Speaking as the chief guest at a post-budget dialogue organized by the Centre for Policy Dialogue (CPD) at a local hotel, the Finance Minister detailed the immense economic hurdles his administration managed while drafting the FY2026-27 national budget.

Navigating Inherited Liabilities and Debt Overhaul

Chowdhury revealed that the budget had to be rapidly pieced together in just one and a half months under severe fiscal constraints. Most notably, the interim administration inherited approximately Tk 50,000 crore in outstanding power sector liabilities alone.

To address systemic debt, the government is executing a major transformation of Bangladesh’s public finance architecture. Facing a massive Tk 1.25 lakh crore debt repayment obligation in the current fiscal year, the Minister outlined a strategic shift:

  • Alternative Financing: Reducing dependence on traditional multilateral lenders by pivoting toward market-based financing and national bond issuances.

  • Curbing Bank Borrowing: Intentionally limiting government borrowing from domestic commercial banks to leave liquidity intact for private sector credit expansion.

Depoliticizing Welfare and Building Human Capital

Highlighting social protection, the Finance Minister showcased the Family Card program as a flagship transparency initiative.
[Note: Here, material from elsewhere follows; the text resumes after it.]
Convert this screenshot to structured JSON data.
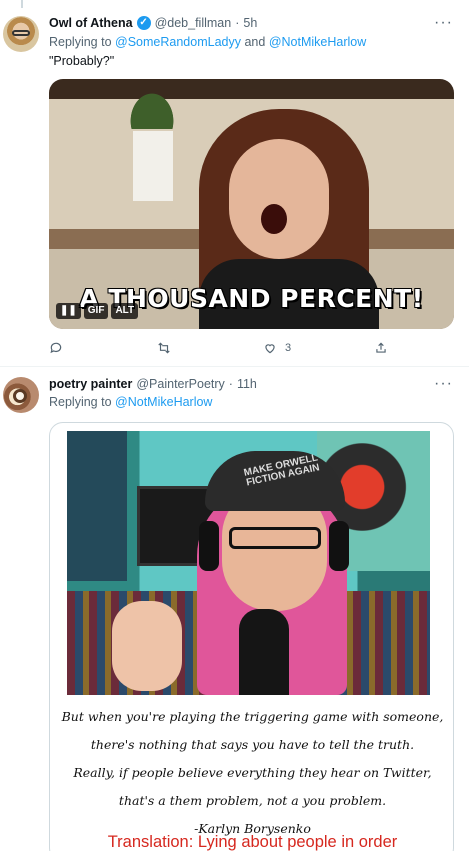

To eliminate traditional political interference and leakages, beneficiaries are selected strictly via a data-driven Proxy Means Test (PMT) formula evaluating household assets. Financial aid is channeled directly into the bank accounts of female heads of households, entirely bypassing intermediaries.

Chowdhury further pledged to scale national spending on education and health until it hits 5% of the GDP. Future educational allocations will focus heavily on vocational training, technical upskilling, and reskilling programs to meet global labor market standards.
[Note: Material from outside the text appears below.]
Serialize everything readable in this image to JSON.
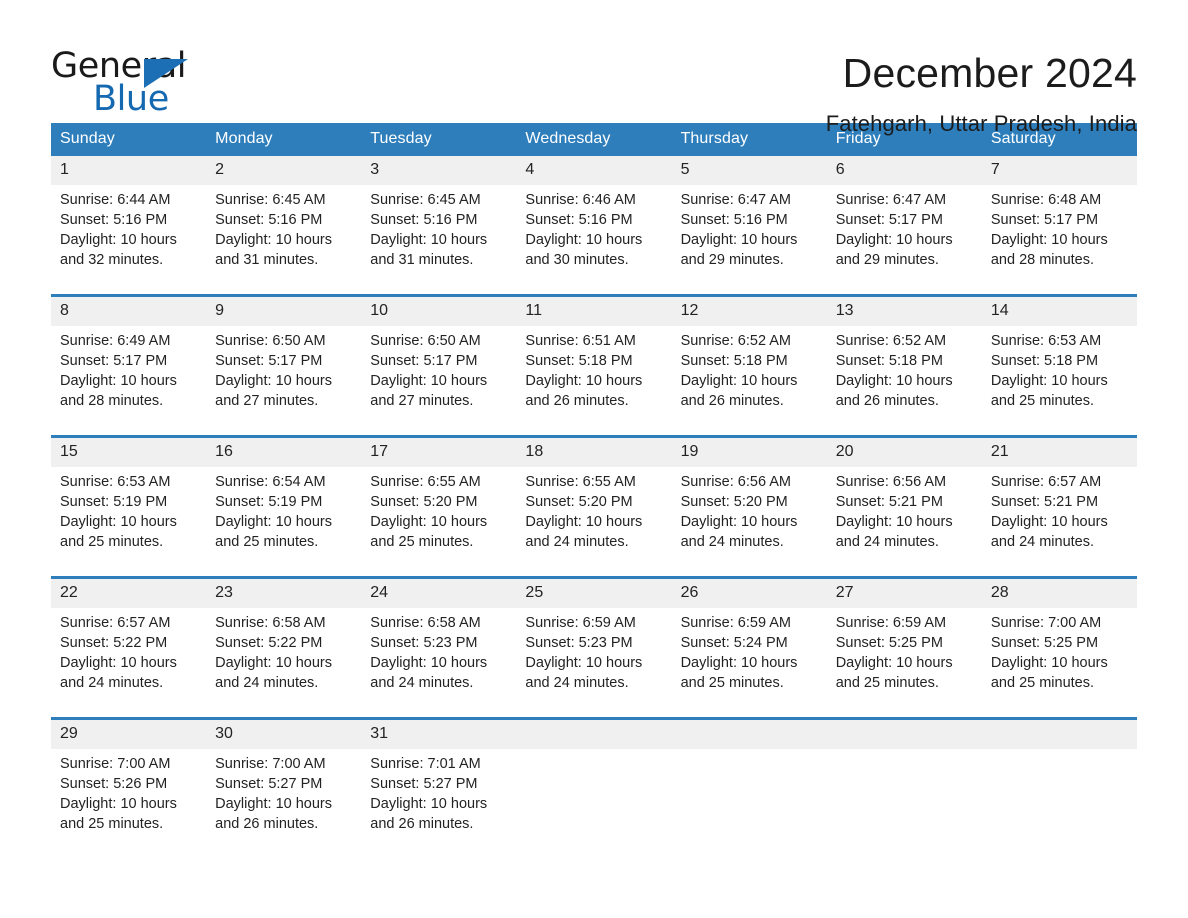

Deregulation, Tech-Driven Monitoring, and Tax Expansion

The dialogue featured several major infrastructure and digital policy updates set to roll out in the coming weeks:

Reform Target Key Mechanism / Strategy Impact Goal
Project Tracking Launching a unified Digital Monitoring Dashboard on July 1. Enables daily project tracking by the PMO to stop cost overruns and delays.
Ease of Doing Business Establishing a dedicated deregulation task force and a public grievance website. Systematically removes administrative bottlenecks and red tape.
Revenue Mobilization Expanding the tax net to formalize practicing doctors, lawyers, and merchant traders. Elevates the Tax-to-GDP ratio through inclusion rather than coercion.
Export Stimulus Slashing duties on industrial raw materials; simplifying bonded warehouse bank guarantees. Drives export diversification and eases industrial input access.

The Minister also announced a series of new fiscal incentives specifically designed to safeguard and fuel the growth of local tech startups, digital freelancers, and creative content creators.

A Call to Action for the Private Sector

The policy briefing featured remarks from State Minister for Planning Zonayed Abdur Rahim Saki as the special guest, alongside CPD Distinguished Fellow Professor Mustafizur Rahman, who chaired the session.

Concluding his address, Finance Minister Chowdhury challenged the business community to capitalize on these institutional overhauls. Emphasizing that the state has successfully laid the groundwork through aggressive deregulation, he noted that the private sector must now take the wheel to propel Bangladesh toward its ultimate goal of becoming a trillion-dollar economy.

The dialogue was rounded out by high-level insights from prominent civil, academic, and trade leaders, including National University VC Professor ASM Amanullah, BGMEA President Mahmud Hasan Khan (Babu), RAPID Chairman Dr. Mohammad A. Razzaque, and PPRC Executive Chairman Dr. Hossain Zillur Rahman.